Recognition for the fallen, however belated, is a comfort to many Gold Star families. That’s the designation given to those who have lost an active-duty military member of their family.
“I’m a Gold Star sister myself. And it is an honor to stand for these being honored today,” said Cathy Goldie, her brother was in the Navy during Vietnam and died in a training accident.
Goldie comes to these “Field of Honor” ceremonies as part of the Patriot Riders, a group whose members attend the funerals of veterans, military, and first responders. She said this one is extra special because it recognizes the recently identified military - killed in Vietnam, Korea and World War II.
There ceremony is also an opportunity to salute local Gold Star families.
Charles and Nitaya Rubado of Clearwater lost their son, 2LT Charles R. Rubado with the Army Third Calvary Regiment. He was killed in action August 29, 2005.
“When you lose a son like that, it’s devastating and you never go through a day without remembering,” Charles Rubado said. “This lets us know that other people care.”
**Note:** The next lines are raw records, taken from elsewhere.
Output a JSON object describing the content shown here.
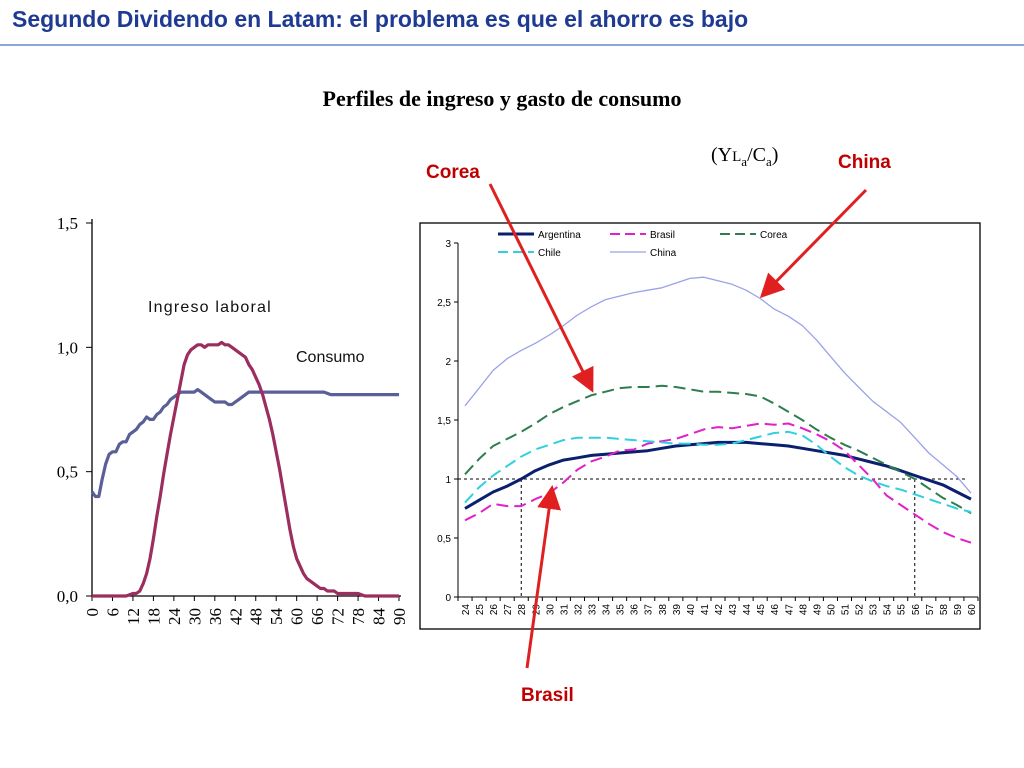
{
  "slide": {
    "title": "Segundo Dividendo en Latam:  el problema es que el ahorro es bajo",
    "chart_heading": "Perfiles de ingreso y gasto de consumo",
    "ratio_label": {
      "y": "(Y",
      "l": "L",
      "a1": "a",
      "slash": "/C",
      "a2": "a",
      "close": ")"
    },
    "callouts": {
      "corea": "Corea",
      "china": "China",
      "brasil": "Brasil"
    }
  },
  "colors": {
    "title": "#1f3a93",
    "ingreso": "#5b5f97",
    "consumo": "#9b2d5f",
    "argentina": "#0a1f6e",
    "brasil": "#e020c8",
    "corea": "#2e7d4f",
    "chile": "#2fd0e0",
    "china": "#9aa2e8",
    "callout": "#e02020"
  },
  "chart_data": [
    {
      "type": "line",
      "ylim": [
        0,
        1.5
      ],
      "yticks": [
        "0,0",
        "0,5",
        "1,0",
        "1,5"
      ],
      "ytick_values": [
        0,
        0.5,
        1.0,
        1.5
      ],
      "xlim": [
        0,
        90
      ],
      "xticks": [
        "0",
        "6",
        "12",
        "18",
        "24",
        "30",
        "36",
        "42",
        "48",
        "54",
        "60",
        "66",
        "72",
        "78",
        "84",
        "90"
      ],
      "annotations": {
        "ingreso": "Ingreso laboral",
        "consumo": "Consumo"
      },
      "series": [
        {
          "key": "ingreso",
          "x": [
            0,
            1,
            2,
            3,
            4,
            5,
            6,
            7,
            8,
            9,
            10,
            11,
            12,
            13,
            14,
            15,
            16,
            17,
            18,
            19,
            20,
            21,
            22,
            23,
            24,
            25,
            26,
            27,
            28,
            29,
            30,
            31,
            32,
            33,
            34,
            35,
            36,
            37,
            38,
            39,
            40,
            41,
            42,
            43,
            44,
            45,
            46,
            47,
            48,
            49,
            50,
            51,
            52,
            53,
            54,
            55,
            56,
            57,
            58,
            59,
            60,
            62,
            64,
            66,
            68,
            70,
            72,
            74,
            76,
            78,
            80,
            82,
            84,
            86,
            88,
            90
          ],
          "y": [
            0.42,
            0.4,
            0.4,
            0.47,
            0.53,
            0.57,
            0.58,
            0.58,
            0.61,
            0.62,
            0.62,
            0.65,
            0.66,
            0.67,
            0.69,
            0.7,
            0.72,
            0.71,
            0.71,
            0.73,
            0.74,
            0.76,
            0.77,
            0.79,
            0.8,
            0.81,
            0.82,
            0.82,
            0.82,
            0.82,
            0.82,
            0.83,
            0.82,
            0.81,
            0.8,
            0.79,
            0.78,
            0.78,
            0.78,
            0.78,
            0.77,
            0.77,
            0.78,
            0.79,
            0.8,
            0.81,
            0.82,
            0.82,
            0.82,
            0.82,
            0.82,
            0.82,
            0.82,
            0.82,
            0.82,
            0.82,
            0.82,
            0.82,
            0.82,
            0.82,
            0.82,
            0.82,
            0.82,
            0.82,
            0.82,
            0.81,
            0.81,
            0.81,
            0.81,
            0.81,
            0.81,
            0.81,
            0.81,
            0.81,
            0.81,
            0.81
          ]
        },
        {
          "key": "consumo",
          "x": [
            0,
            10,
            12,
            13,
            14,
            15,
            16,
            17,
            18,
            19,
            20,
            21,
            22,
            23,
            24,
            25,
            26,
            27,
            28,
            29,
            30,
            31,
            32,
            33,
            34,
            35,
            36,
            37,
            38,
            39,
            40,
            41,
            42,
            43,
            44,
            45,
            46,
            47,
            48,
            49,
            50,
            51,
            52,
            53,
            54,
            55,
            56,
            57,
            58,
            59,
            60,
            61,
            62,
            63,
            64,
            65,
            66,
            67,
            68,
            69,
            70,
            71,
            72,
            73,
            74,
            75,
            76,
            78,
            80,
            82,
            84,
            86,
            88,
            90
          ],
          "y": [
            0,
            0,
            0.01,
            0.01,
            0.02,
            0.05,
            0.09,
            0.15,
            0.23,
            0.32,
            0.4,
            0.49,
            0.57,
            0.65,
            0.72,
            0.79,
            0.86,
            0.93,
            0.97,
            0.99,
            1.0,
            1.01,
            1.01,
            1.0,
            1.01,
            1.01,
            1.01,
            1.01,
            1.02,
            1.01,
            1.01,
            1.0,
            0.99,
            0.98,
            0.97,
            0.96,
            0.93,
            0.91,
            0.88,
            0.85,
            0.81,
            0.76,
            0.71,
            0.65,
            0.58,
            0.51,
            0.43,
            0.35,
            0.27,
            0.2,
            0.15,
            0.12,
            0.09,
            0.07,
            0.06,
            0.05,
            0.04,
            0.03,
            0.03,
            0.02,
            0.02,
            0.02,
            0.01,
            0.01,
            0.01,
            0.01,
            0.01,
            0.01,
            0.0,
            0.0,
            0.0,
            0.0,
            0.0,
            0.0
          ]
        }
      ]
    },
    {
      "type": "line",
      "ylim": [
        0,
        3
      ],
      "yticks": [
        "0",
        "0,5",
        "1",
        "1,5",
        "2",
        "2,5",
        "3"
      ],
      "ytick_values": [
        0,
        0.5,
        1,
        1.5,
        2,
        2.5,
        3
      ],
      "categories": [
        "24",
        "25",
        "26",
        "27",
        "28",
        "29",
        "30",
        "31",
        "32",
        "33",
        "34",
        "35",
        "36",
        "37",
        "38",
        "39",
        "40",
        "41",
        "42",
        "43",
        "44",
        "45",
        "46",
        "47",
        "48",
        "49",
        "50",
        "51",
        "52",
        "53",
        "54",
        "55",
        "56",
        "57",
        "58",
        "59",
        "60"
      ],
      "reference": {
        "y": 1,
        "x_left": 28,
        "x_right": 56
      },
      "legend": [
        "Argentina",
        "Brasil",
        "Corea",
        "Chile",
        "China"
      ],
      "series": [
        {
          "key": "argentina",
          "name": "Argentina",
          "style": "solid",
          "width": 3,
          "values": [
            0.75,
            0.82,
            0.89,
            0.94,
            1.0,
            1.07,
            1.12,
            1.16,
            1.18,
            1.2,
            1.21,
            1.22,
            1.23,
            1.24,
            1.26,
            1.28,
            1.29,
            1.3,
            1.31,
            1.31,
            1.31,
            1.3,
            1.29,
            1.28,
            1.26,
            1.24,
            1.22,
            1.2,
            1.17,
            1.14,
            1.11,
            1.07,
            1.03,
            0.99,
            0.95,
            0.89,
            0.83
          ]
        },
        {
          "key": "brasil",
          "name": "Brasil",
          "style": "dash",
          "width": 2,
          "values": [
            0.65,
            0.71,
            0.79,
            0.77,
            0.77,
            0.83,
            0.88,
            0.97,
            1.08,
            1.15,
            1.19,
            1.24,
            1.25,
            1.3,
            1.32,
            1.34,
            1.38,
            1.42,
            1.44,
            1.43,
            1.45,
            1.47,
            1.46,
            1.47,
            1.43,
            1.38,
            1.32,
            1.24,
            1.12,
            1.0,
            0.86,
            0.78,
            0.7,
            0.62,
            0.55,
            0.5,
            0.46
          ]
        },
        {
          "key": "corea",
          "name": "Corea",
          "style": "dash",
          "width": 2,
          "values": [
            1.04,
            1.17,
            1.28,
            1.34,
            1.4,
            1.47,
            1.55,
            1.61,
            1.66,
            1.71,
            1.74,
            1.77,
            1.78,
            1.78,
            1.79,
            1.78,
            1.76,
            1.74,
            1.74,
            1.73,
            1.72,
            1.7,
            1.64,
            1.57,
            1.5,
            1.42,
            1.35,
            1.29,
            1.24,
            1.18,
            1.12,
            1.06,
            1.0,
            0.92,
            0.84,
            0.78,
            0.71
          ]
        },
        {
          "key": "chile",
          "name": "Chile",
          "style": "dash",
          "width": 2,
          "values": [
            0.8,
            0.93,
            1.03,
            1.11,
            1.19,
            1.25,
            1.29,
            1.33,
            1.35,
            1.35,
            1.35,
            1.34,
            1.33,
            1.32,
            1.31,
            1.3,
            1.3,
            1.29,
            1.29,
            1.3,
            1.33,
            1.36,
            1.39,
            1.4,
            1.37,
            1.29,
            1.19,
            1.1,
            1.03,
            0.98,
            0.94,
            0.91,
            0.87,
            0.83,
            0.79,
            0.75,
            0.72
          ]
        },
        {
          "key": "china",
          "name": "China",
          "style": "solid",
          "width": 1.3,
          "values": [
            1.62,
            1.77,
            1.92,
            2.02,
            2.09,
            2.15,
            2.22,
            2.3,
            2.39,
            2.46,
            2.52,
            2.55,
            2.58,
            2.6,
            2.62,
            2.66,
            2.7,
            2.71,
            2.68,
            2.65,
            2.6,
            2.53,
            2.44,
            2.38,
            2.3,
            2.18,
            2.04,
            1.9,
            1.78,
            1.66,
            1.57,
            1.48,
            1.35,
            1.22,
            1.12,
            1.02,
            0.88
          ]
        }
      ]
    }
  ]
}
Also recognized was Barbara Wade of Lakeland, a 27 year Army veteran and a Gold Star mother. Her son, Army SSG Maurice Tucker, was killed in motorcycle accident while serving in Alaska.
“I’ve been a Gold Star mom for a year now,” Wade said. “We’re family. We keep saying their name. We keep doing things in their honor.”
That’s the idea behind the Field of Honor – to keep saying the names – to continue to honor the fallen – lest we forget the sacrifice that unites those who died while serving their country.